When a Ministry of State Security agent stopped a young man in a Hyesan alley in mid-February 2026 and demanded to know why he was listening to “rotten South Korean music,” he likely expected contrition. He did not get it. The man cited the lyrics back at him, word for word, and explained precisely why they resonated. The agent filed a report. The case went to the city party committee. A citywide ideological lecture followed.

The man in his 20s had been walking alone through a secluded alley in Hyesan, Ryanggang province, MP3 player running, when the Ministry of State Security (MSS) agent stopped him. The MSS serves as North Korea’s primary secret police and internal surveillance body, with broad authority to investigate and prosecute ideological offenses.

The song in question was “If You Ask Me What Love Is,” a ballad by South Korean singer Roy Kim. When the agent pressed him during interrogation, the man defended himself, telling the agent that a particular lyric, “being able to cherish this familiarity more than the first flutter of excitement,” reflected his own inner feelings so closely that he had sought it out deliberately.

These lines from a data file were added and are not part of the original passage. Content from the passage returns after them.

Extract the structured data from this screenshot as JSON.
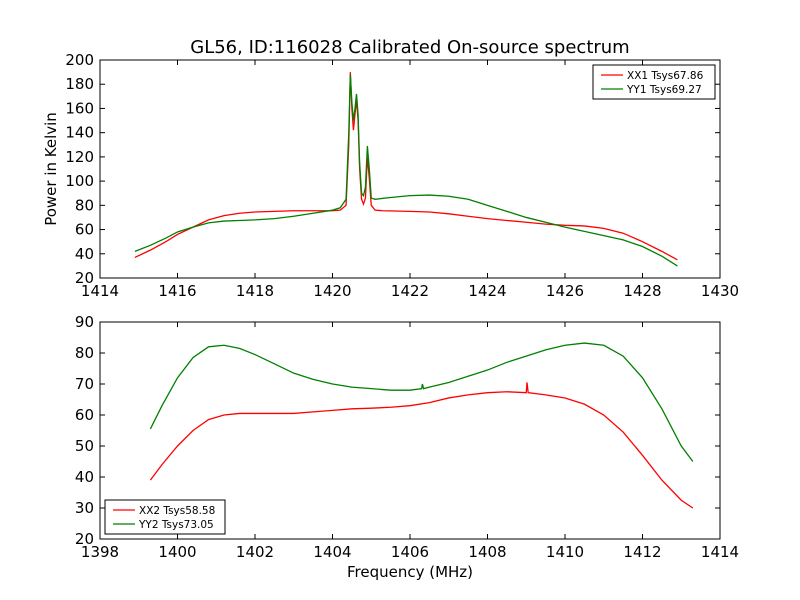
{
  "figure": {
    "title": "GL56, ID:116028 Calibrated On-source spectrum"
  },
  "chart_data": [
    {
      "type": "line",
      "title": "GL56, ID:116028 Calibrated On-source spectrum",
      "xlabel": "",
      "ylabel": "Power in Kelvin",
      "xlim": [
        1414,
        1430
      ],
      "ylim": [
        20,
        200
      ],
      "xticks": [
        1414,
        1416,
        1418,
        1420,
        1422,
        1424,
        1426,
        1428,
        1430
      ],
      "yticks": [
        20,
        40,
        60,
        80,
        100,
        120,
        140,
        160,
        180,
        200
      ],
      "grid": false,
      "legend_position": "top-right",
      "series": [
        {
          "name": "XX1 Tsys67.86",
          "color": "#ff0000",
          "points": [
            [
              1414.9,
              37
            ],
            [
              1415.3,
              43
            ],
            [
              1415.7,
              50
            ],
            [
              1416.0,
              56
            ],
            [
              1416.4,
              62
            ],
            [
              1416.8,
              68
            ],
            [
              1417.2,
              71.5
            ],
            [
              1417.6,
              73.5
            ],
            [
              1418.0,
              74.5
            ],
            [
              1418.5,
              75
            ],
            [
              1419.0,
              75.5
            ],
            [
              1419.5,
              75.5
            ],
            [
              1420.0,
              75.5
            ],
            [
              1420.2,
              76
            ],
            [
              1420.35,
              80
            ],
            [
              1420.42,
              130
            ],
            [
              1420.46,
              190
            ],
            [
              1420.5,
              160
            ],
            [
              1420.54,
              142
            ],
            [
              1420.58,
              155
            ],
            [
              1420.62,
              167
            ],
            [
              1420.66,
              150
            ],
            [
              1420.7,
              110
            ],
            [
              1420.75,
              85
            ],
            [
              1420.8,
              81
            ],
            [
              1420.85,
              86
            ],
            [
              1420.9,
              120
            ],
            [
              1420.95,
              102
            ],
            [
              1421.0,
              80
            ],
            [
              1421.1,
              76
            ],
            [
              1421.3,
              75.5
            ],
            [
              1422.0,
              75
            ],
            [
              1422.5,
              74.5
            ],
            [
              1423.0,
              73
            ],
            [
              1423.5,
              71
            ],
            [
              1424.0,
              69
            ],
            [
              1424.5,
              67.5
            ],
            [
              1425.0,
              66
            ],
            [
              1425.5,
              64.5
            ],
            [
              1426.0,
              63.5
            ],
            [
              1426.5,
              63
            ],
            [
              1427.0,
              61
            ],
            [
              1427.5,
              57
            ],
            [
              1428.0,
              50
            ],
            [
              1428.5,
              42
            ],
            [
              1428.9,
              35
            ]
          ]
        },
        {
          "name": "YY1 Tsys69.27",
          "color": "#008000",
          "points": [
            [
              1414.9,
              42
            ],
            [
              1415.3,
              47
            ],
            [
              1415.7,
              53
            ],
            [
              1416.0,
              58
            ],
            [
              1416.4,
              62
            ],
            [
              1416.8,
              65.5
            ],
            [
              1417.2,
              67
            ],
            [
              1417.6,
              67.5
            ],
            [
              1418.0,
              68
            ],
            [
              1418.5,
              69
            ],
            [
              1419.0,
              71
            ],
            [
              1419.5,
              73.5
            ],
            [
              1420.0,
              76
            ],
            [
              1420.2,
              78
            ],
            [
              1420.35,
              85
            ],
            [
              1420.42,
              140
            ],
            [
              1420.46,
              188
            ],
            [
              1420.5,
              165
            ],
            [
              1420.54,
              150
            ],
            [
              1420.58,
              160
            ],
            [
              1420.62,
              172
            ],
            [
              1420.66,
              155
            ],
            [
              1420.7,
              115
            ],
            [
              1420.75,
              90
            ],
            [
              1420.8,
              88
            ],
            [
              1420.85,
              95
            ],
            [
              1420.9,
              129
            ],
            [
              1420.95,
              110
            ],
            [
              1421.0,
              86
            ],
            [
              1421.1,
              85
            ],
            [
              1421.5,
              86.5
            ],
            [
              1422.0,
              88
            ],
            [
              1422.5,
              88.5
            ],
            [
              1423.0,
              87.5
            ],
            [
              1423.5,
              85
            ],
            [
              1424.0,
              80
            ],
            [
              1424.5,
              75
            ],
            [
              1425.0,
              70
            ],
            [
              1425.5,
              66
            ],
            [
              1426.0,
              62
            ],
            [
              1426.5,
              58.5
            ],
            [
              1427.0,
              55
            ],
            [
              1427.5,
              51.5
            ],
            [
              1428.0,
              46
            ],
            [
              1428.5,
              38
            ],
            [
              1428.9,
              30
            ]
          ]
        }
      ]
    },
    {
      "type": "line",
      "title": "",
      "xlabel": "Frequency (MHz)",
      "ylabel": "",
      "xlim": [
        1398,
        1414
      ],
      "ylim": [
        20,
        90
      ],
      "xticks": [
        1398,
        1400,
        1402,
        1404,
        1406,
        1408,
        1410,
        1412,
        1414
      ],
      "yticks": [
        20,
        30,
        40,
        50,
        60,
        70,
        80,
        90
      ],
      "grid": false,
      "legend_position": "bottom-left",
      "series": [
        {
          "name": "XX2 Tsys58.58",
          "color": "#ff0000",
          "points": [
            [
              1399.3,
              39
            ],
            [
              1399.6,
              44
            ],
            [
              1400.0,
              50
            ],
            [
              1400.4,
              55
            ],
            [
              1400.8,
              58.5
            ],
            [
              1401.2,
              60
            ],
            [
              1401.6,
              60.5
            ],
            [
              1402.0,
              60.5
            ],
            [
              1402.5,
              60.5
            ],
            [
              1403.0,
              60.5
            ],
            [
              1403.5,
              61
            ],
            [
              1404.0,
              61.5
            ],
            [
              1404.5,
              62
            ],
            [
              1405.0,
              62.2
            ],
            [
              1405.5,
              62.5
            ],
            [
              1406.0,
              63
            ],
            [
              1406.5,
              64
            ],
            [
              1407.0,
              65.5
            ],
            [
              1407.5,
              66.5
            ],
            [
              1408.0,
              67.2
            ],
            [
              1408.5,
              67.5
            ],
            [
              1409.0,
              67.2
            ],
            [
              1409.02,
              70.5
            ],
            [
              1409.05,
              67.2
            ],
            [
              1409.5,
              66.5
            ],
            [
              1410.0,
              65.5
            ],
            [
              1410.5,
              63.5
            ],
            [
              1411.0,
              60
            ],
            [
              1411.5,
              54.5
            ],
            [
              1412.0,
              47
            ],
            [
              1412.5,
              39
            ],
            [
              1413.0,
              32.5
            ],
            [
              1413.3,
              30
            ]
          ]
        },
        {
          "name": "YY2 Tsys73.05",
          "color": "#008000",
          "points": [
            [
              1399.3,
              55.5
            ],
            [
              1399.6,
              63
            ],
            [
              1400.0,
              72
            ],
            [
              1400.4,
              78.5
            ],
            [
              1400.8,
              82
            ],
            [
              1401.2,
              82.5
            ],
            [
              1401.6,
              81.5
            ],
            [
              1402.0,
              79.5
            ],
            [
              1402.5,
              76.5
            ],
            [
              1403.0,
              73.5
            ],
            [
              1403.5,
              71.5
            ],
            [
              1404.0,
              70
            ],
            [
              1404.5,
              69
            ],
            [
              1405.0,
              68.5
            ],
            [
              1405.5,
              68
            ],
            [
              1406.0,
              68
            ],
            [
              1406.3,
              68.5
            ],
            [
              1406.32,
              70
            ],
            [
              1406.35,
              68.5
            ],
            [
              1406.5,
              69
            ],
            [
              1407.0,
              70.5
            ],
            [
              1407.5,
              72.5
            ],
            [
              1408.0,
              74.5
            ],
            [
              1408.5,
              77
            ],
            [
              1409.0,
              79
            ],
            [
              1409.5,
              81
            ],
            [
              1410.0,
              82.5
            ],
            [
              1410.5,
              83.2
            ],
            [
              1411.0,
              82.5
            ],
            [
              1411.5,
              79
            ],
            [
              1412.0,
              72
            ],
            [
              1412.5,
              62
            ],
            [
              1413.0,
              50
            ],
            [
              1413.3,
              45
            ]
          ]
        }
      ]
    }
  ]
}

The agent, unsettled by the young man’s composure and candor, treated the incident as a serious ideological breach and reported it up the chain. The case eventually reached Hyesan’s party committee, the municipal-level organ of the Korean Workers’ Party charged with overseeing political and ideological discipline within the city.

The city party committee responded by directing the city’s Korean Youth League to organize a formal lecture on eliminating anti-socialist and non-socialist behavior. The Korean Youth League serves as the party’s primary instrument for ideological supervision of North Koreans between the ages of 14 and 30, with organizations present at every level of society, from national institutions down to individual workplaces, schools, and residential units. The lecture took place in early March 2026, according to a Daily NK source in Ryanggang province who reported the incident recently. 

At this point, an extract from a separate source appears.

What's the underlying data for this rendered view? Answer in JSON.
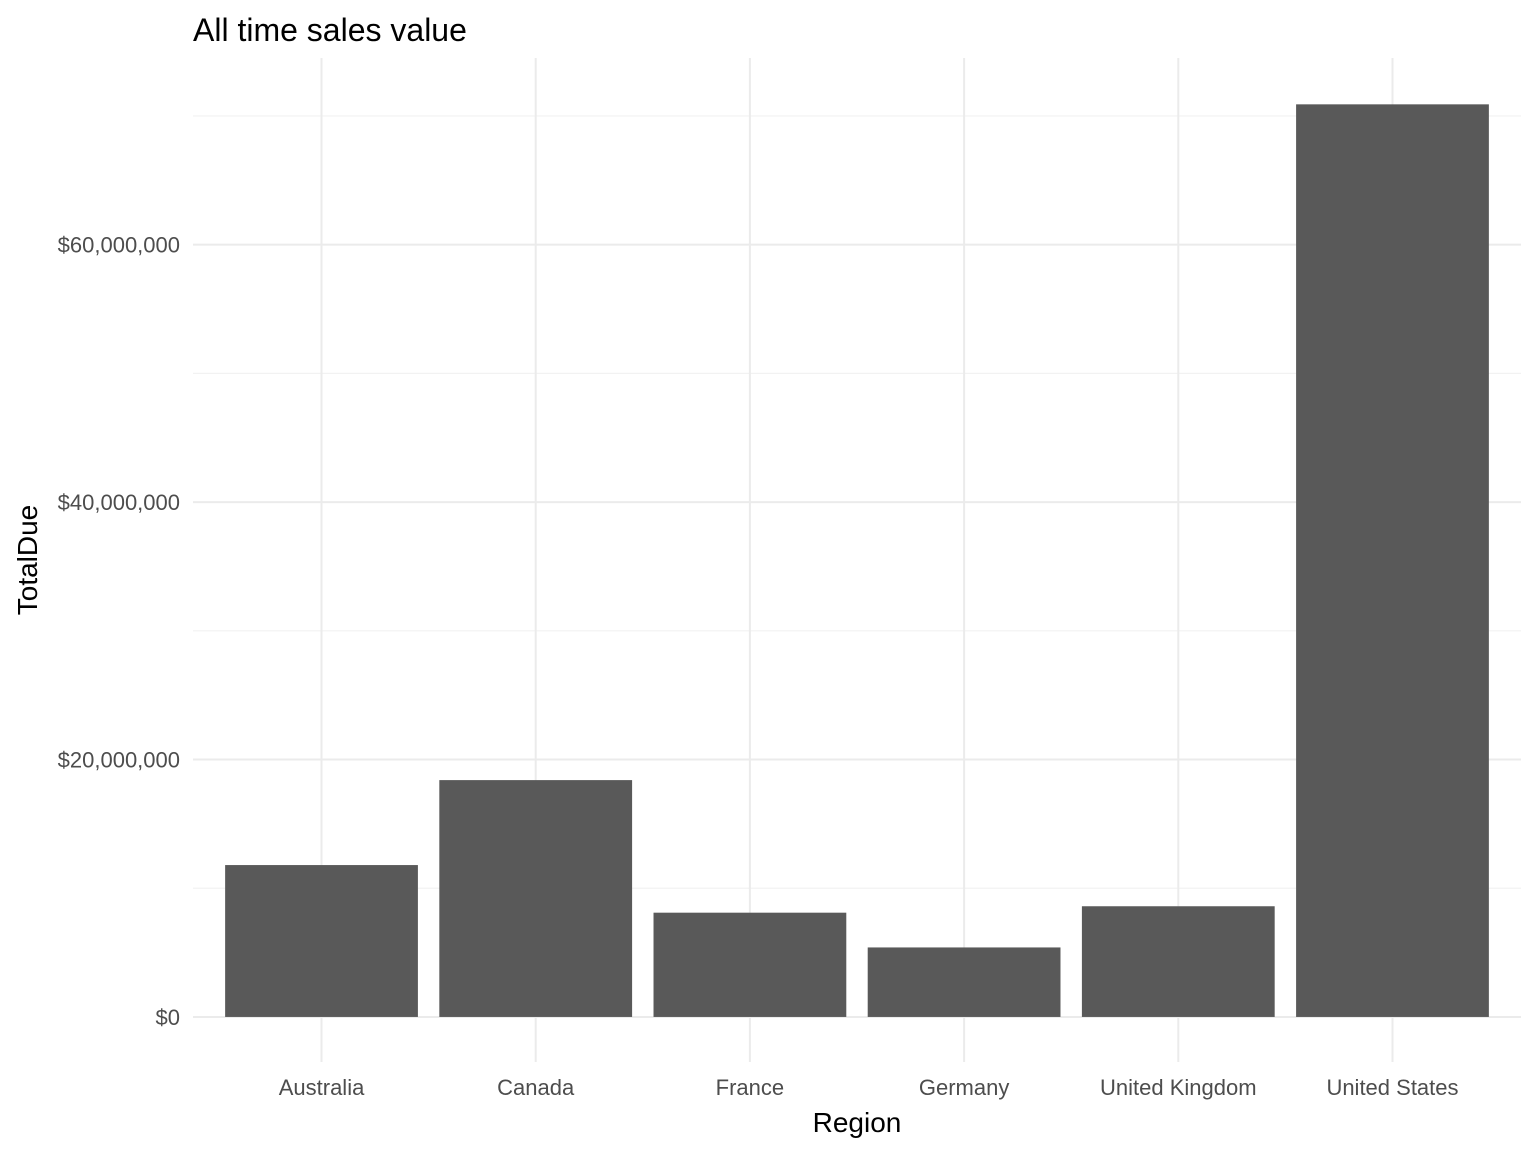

The lecturer cited the arrest as evidence of a broader ideological crisis among North Korean youth. “This shows how gravely the minds of our youth are rotting away under the infiltration of reactionary ideological culture led by the enemy,” the lecturer said. “The fact that he projected his own feelings onto a single song lyric is proof that he placed personal emotion above the party’s ideology.”

The lecturer framed South Korean popular music not as a cultural preference but as a tool of ideological subversion. “Music is not something to be taken lightly,” he said. “South Korean lyrics are like a disease-carrying demon that corrupts the soul. Listening to South Korean music must be seen not merely as a preference, but as losing the battle against that demon. The selfish, individualistic sentiment embedded in those lyrics is destroying our youth’s collectivist spirit.”

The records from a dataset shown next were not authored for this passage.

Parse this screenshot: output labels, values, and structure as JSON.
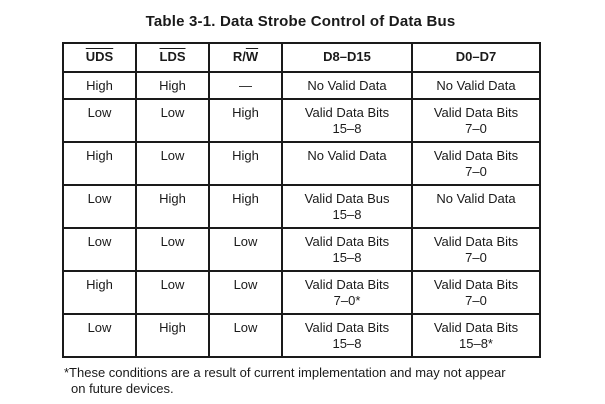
{
  "title": "Table 3-1. Data Strobe Control of Data Bus",
  "table": {
    "columns": [
      {
        "segments": [
          {
            "text": "UDS",
            "overline": true
          }
        ]
      },
      {
        "segments": [
          {
            "text": "LDS",
            "overline": true
          }
        ]
      },
      {
        "segments": [
          {
            "text": "R/",
            "overline": false
          },
          {
            "text": "W",
            "overline": true
          }
        ]
      },
      {
        "segments": [
          {
            "text": "D8–D15",
            "overline": false
          }
        ]
      },
      {
        "segments": [
          {
            "text": "D0–D7",
            "overline": false
          }
        ]
      }
    ],
    "rows": [
      {
        "cells": [
          [
            "High"
          ],
          [
            "High"
          ],
          [
            "—"
          ],
          [
            "No Valid Data"
          ],
          [
            "No Valid Data"
          ]
        ]
      },
      {
        "cells": [
          [
            "Low"
          ],
          [
            "Low"
          ],
          [
            "High"
          ],
          [
            "Valid Data Bits",
            "15–8"
          ],
          [
            "Valid Data Bits",
            "7–0"
          ]
        ]
      },
      {
        "cells": [
          [
            "High"
          ],
          [
            "Low"
          ],
          [
            "High"
          ],
          [
            "No Valid Data"
          ],
          [
            "Valid Data Bits",
            "7–0"
          ]
        ]
      },
      {
        "cells": [
          [
            "Low"
          ],
          [
            "High"
          ],
          [
            "High"
          ],
          [
            "Valid Data Bus",
            "15–8"
          ],
          [
            "No Valid Data"
          ]
        ]
      },
      {
        "cells": [
          [
            "Low"
          ],
          [
            "Low"
          ],
          [
            "Low"
          ],
          [
            "Valid Data Bits",
            "15–8"
          ],
          [
            "Valid Data Bits",
            "7–0"
          ]
        ]
      },
      {
        "cells": [
          [
            "High"
          ],
          [
            "Low"
          ],
          [
            "Low"
          ],
          [
            "Valid Data Bits",
            "7–0*"
          ],
          [
            "Valid Data Bits",
            "7–0"
          ]
        ]
      },
      {
        "cells": [
          [
            "Low"
          ],
          [
            "High"
          ],
          [
            "Low"
          ],
          [
            "Valid Data Bits",
            "15–8"
          ],
          [
            "Valid Data Bits",
            "15–8*"
          ]
        ]
      }
    ]
  },
  "footnote": {
    "line1": "*These conditions are a result of current implementation and may not appear",
    "line2": "on future devices."
  },
  "colors": {
    "text": "#1a1a1a",
    "border": "#1a1a1a",
    "background": "#ffffff"
  }
}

He concluded by stating that the only legitimate forms of love North Korean youth should cultivate are “revolutionary love” and “comradely love,” and vowed to intensify ideological education to prevent what he called “unconventional romantic feelings” from taking root among the population.

Unconventional romantic feelings? So the only legitimate love a young North Korean can feel is for Kim Jong-un.

Just as the only culture in North Korea is Kim worship, the only permitted passion is for the Kim family. Has any other society ever approached this level of Orwellian control?

Unfortunately we don’t learn what happened to the defiant youth. Nothing good, no doubt. We hear of lengthy labour camp sentences in such cases: even execution.